Non pas du tout. Un pervers narcissique c’est quelqu’un qui est indifférent à l’autre. C’est pas du tout le cas de Bob. Parfois, il peut-être brutal dans sa façon de dire, de s’emporter. On ne peut pas dire que ce soit le plus grand diplomate que je connaisse, mais il a une grande générosité. Ce n’est pas un mégalo… Il a conscience de ses qualités et il sait reconnaître quand un dessin est meilleursque le sien…

Siné électron libre, anticolonialiste, anti-clérical, anticapitaliste, anarchiste… Comment voyez vous l’avenir de ce genre de polémistes, caricaturistes provocateurs ?

Je trouve que penser librement aujourd’hui n’est pas simple. On a plus que jamais besoin de gens comme lui. Ça fait du bien. C’est probablement un genre en train de disparaître, et je l’entends dire : « Y’a qu’à…quoi ! Y’a qu’à le faire… ».

Les gens ont peur, s’autocensurent. L’autocensure est à l’oeuvre aujourd’hui. C’est spectaculaire… Les gens n’osent pas…

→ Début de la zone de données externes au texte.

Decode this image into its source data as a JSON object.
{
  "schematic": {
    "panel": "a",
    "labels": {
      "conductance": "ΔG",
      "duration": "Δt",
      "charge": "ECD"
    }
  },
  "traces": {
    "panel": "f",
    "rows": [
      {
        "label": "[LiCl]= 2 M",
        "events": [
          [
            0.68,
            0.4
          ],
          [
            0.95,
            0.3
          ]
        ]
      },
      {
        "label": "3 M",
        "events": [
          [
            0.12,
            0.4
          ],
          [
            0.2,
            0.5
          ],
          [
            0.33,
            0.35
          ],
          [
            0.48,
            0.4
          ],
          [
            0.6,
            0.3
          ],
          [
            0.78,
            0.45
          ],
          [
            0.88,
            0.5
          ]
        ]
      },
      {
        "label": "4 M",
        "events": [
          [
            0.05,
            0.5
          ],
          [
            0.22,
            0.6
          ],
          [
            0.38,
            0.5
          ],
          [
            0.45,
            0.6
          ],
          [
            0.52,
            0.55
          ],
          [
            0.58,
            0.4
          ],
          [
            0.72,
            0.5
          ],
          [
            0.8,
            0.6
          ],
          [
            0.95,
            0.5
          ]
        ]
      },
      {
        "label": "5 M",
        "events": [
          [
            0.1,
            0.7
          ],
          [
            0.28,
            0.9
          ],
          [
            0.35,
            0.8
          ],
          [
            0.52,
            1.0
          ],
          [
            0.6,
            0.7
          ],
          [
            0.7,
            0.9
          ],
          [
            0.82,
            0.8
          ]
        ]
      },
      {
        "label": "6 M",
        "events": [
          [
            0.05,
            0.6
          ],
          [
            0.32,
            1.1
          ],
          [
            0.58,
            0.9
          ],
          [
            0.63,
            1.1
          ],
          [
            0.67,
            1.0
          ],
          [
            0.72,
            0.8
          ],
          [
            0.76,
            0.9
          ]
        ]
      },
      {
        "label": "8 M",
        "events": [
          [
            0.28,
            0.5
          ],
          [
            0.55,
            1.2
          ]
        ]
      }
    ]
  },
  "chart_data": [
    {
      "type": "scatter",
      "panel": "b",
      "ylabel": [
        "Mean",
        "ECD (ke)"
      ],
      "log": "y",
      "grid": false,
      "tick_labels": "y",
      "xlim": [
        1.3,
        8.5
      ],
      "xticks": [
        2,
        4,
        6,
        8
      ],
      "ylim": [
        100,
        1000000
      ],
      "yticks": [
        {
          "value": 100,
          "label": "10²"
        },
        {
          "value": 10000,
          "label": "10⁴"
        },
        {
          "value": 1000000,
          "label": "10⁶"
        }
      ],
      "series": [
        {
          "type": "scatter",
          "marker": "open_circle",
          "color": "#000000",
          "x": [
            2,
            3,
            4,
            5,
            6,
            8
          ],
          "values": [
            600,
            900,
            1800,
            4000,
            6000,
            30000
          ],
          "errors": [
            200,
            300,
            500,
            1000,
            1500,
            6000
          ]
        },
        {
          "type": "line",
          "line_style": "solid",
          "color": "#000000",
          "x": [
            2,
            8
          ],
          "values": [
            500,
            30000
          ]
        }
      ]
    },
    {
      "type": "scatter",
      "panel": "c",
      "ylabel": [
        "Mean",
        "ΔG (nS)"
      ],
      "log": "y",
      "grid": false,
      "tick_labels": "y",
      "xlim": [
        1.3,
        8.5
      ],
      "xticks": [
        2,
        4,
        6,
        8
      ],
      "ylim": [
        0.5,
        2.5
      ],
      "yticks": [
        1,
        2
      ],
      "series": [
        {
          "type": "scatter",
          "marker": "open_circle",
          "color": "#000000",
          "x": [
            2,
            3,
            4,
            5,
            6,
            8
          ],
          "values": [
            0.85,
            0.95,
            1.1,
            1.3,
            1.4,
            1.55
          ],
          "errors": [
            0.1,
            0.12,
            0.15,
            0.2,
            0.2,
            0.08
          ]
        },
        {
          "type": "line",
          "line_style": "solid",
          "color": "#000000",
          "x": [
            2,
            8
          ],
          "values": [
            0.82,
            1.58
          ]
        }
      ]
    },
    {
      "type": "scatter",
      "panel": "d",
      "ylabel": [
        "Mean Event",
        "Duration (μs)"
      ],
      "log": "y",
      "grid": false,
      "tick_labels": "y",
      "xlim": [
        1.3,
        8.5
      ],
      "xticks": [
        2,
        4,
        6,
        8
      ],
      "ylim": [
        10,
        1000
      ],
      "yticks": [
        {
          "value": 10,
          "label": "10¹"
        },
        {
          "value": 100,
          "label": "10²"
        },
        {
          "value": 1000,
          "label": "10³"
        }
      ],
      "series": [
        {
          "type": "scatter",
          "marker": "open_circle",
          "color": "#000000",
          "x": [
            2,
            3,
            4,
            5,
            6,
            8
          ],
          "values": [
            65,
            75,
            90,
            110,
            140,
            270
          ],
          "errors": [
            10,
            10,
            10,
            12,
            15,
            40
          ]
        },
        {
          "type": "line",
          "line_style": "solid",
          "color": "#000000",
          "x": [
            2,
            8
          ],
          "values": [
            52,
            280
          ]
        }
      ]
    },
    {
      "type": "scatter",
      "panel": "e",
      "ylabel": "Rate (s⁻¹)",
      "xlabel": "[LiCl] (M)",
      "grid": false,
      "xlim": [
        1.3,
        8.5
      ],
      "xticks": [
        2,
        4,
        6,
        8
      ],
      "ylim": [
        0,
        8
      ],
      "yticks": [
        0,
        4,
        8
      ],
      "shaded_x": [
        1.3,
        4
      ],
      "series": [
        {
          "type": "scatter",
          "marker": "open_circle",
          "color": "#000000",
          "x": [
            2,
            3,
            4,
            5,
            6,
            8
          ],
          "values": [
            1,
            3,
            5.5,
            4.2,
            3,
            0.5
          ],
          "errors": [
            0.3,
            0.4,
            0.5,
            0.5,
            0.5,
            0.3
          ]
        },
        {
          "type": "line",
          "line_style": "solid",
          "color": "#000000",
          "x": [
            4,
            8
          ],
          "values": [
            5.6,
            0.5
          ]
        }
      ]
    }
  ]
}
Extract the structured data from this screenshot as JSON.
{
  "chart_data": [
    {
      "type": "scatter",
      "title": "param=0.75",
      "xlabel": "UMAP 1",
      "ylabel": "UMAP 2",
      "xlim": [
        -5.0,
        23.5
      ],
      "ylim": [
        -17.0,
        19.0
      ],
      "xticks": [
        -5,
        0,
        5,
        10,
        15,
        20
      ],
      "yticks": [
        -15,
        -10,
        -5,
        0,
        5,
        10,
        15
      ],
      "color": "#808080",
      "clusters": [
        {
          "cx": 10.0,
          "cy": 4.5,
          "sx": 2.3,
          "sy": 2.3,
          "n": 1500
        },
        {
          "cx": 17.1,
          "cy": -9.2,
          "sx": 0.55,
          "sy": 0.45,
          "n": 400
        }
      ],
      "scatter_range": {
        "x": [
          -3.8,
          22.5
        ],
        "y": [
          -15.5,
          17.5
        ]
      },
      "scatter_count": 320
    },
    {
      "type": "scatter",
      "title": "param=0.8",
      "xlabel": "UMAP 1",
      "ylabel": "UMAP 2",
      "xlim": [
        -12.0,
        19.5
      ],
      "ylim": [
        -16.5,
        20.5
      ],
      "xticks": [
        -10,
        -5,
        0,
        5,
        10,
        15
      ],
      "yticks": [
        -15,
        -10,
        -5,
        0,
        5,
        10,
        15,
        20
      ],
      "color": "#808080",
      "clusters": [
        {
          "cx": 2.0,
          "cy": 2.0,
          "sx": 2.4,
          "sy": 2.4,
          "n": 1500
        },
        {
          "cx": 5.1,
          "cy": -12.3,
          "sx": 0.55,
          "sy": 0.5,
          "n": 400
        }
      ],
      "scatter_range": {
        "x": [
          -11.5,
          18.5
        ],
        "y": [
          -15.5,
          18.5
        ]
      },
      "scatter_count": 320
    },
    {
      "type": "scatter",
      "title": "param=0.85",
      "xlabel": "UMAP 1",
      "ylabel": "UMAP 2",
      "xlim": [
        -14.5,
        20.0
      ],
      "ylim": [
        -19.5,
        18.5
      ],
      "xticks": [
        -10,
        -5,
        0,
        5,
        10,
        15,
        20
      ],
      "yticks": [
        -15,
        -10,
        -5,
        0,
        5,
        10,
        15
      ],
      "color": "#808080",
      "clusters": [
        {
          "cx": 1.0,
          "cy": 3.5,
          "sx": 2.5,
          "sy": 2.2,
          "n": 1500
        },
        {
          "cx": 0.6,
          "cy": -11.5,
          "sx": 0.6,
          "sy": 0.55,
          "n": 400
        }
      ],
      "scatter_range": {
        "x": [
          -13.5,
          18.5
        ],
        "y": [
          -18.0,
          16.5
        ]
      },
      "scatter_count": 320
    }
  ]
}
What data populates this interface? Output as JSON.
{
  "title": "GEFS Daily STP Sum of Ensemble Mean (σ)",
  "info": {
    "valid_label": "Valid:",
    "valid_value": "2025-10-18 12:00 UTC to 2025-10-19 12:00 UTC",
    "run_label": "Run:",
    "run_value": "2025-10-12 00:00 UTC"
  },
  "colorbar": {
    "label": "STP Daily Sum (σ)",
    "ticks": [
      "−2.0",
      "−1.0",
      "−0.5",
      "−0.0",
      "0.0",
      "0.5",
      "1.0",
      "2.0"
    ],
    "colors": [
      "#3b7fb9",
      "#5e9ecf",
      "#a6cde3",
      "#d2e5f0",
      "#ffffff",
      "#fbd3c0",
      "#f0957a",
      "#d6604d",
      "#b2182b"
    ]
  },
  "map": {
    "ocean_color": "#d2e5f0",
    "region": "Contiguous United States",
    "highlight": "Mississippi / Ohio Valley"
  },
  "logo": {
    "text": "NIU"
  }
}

La force de Siné c’est de dire que « tout est possible ». C’est un beau message de vie. Ne pas avoir peur. Ce qui est pesant en ce moment, c’est ce climat qui paralyse un peu tout le monde et qui sert politiquement à nos dirigeants. Donc, Il faut s’asseoir sur ses peurs…

Siné envisage son enterrement avec entre autre Benoît Delépine et d’autres proches ?

Je crois que c’est Benoît, lors d’une soirée un peu arrosée , qui en a eu l’idée. Le lendemain ils ont dit « chiche ! ». L’idée d’une tombe avec plein de gens, Bob ça le faisait marrer, je crois que l’idée de la mort angoisse pas mal Benoît, et c’est une façon de la conjurer.

Le film sortira t-il en salles ?

Oui, le film sort le 22 décembre 2010.

Nous cherchons toujours des financements. Tout le monde peut devenir coproducteur.

Pour ceux qui aimerait partager cette aventure, il faut aller sur le site touscoprod.com.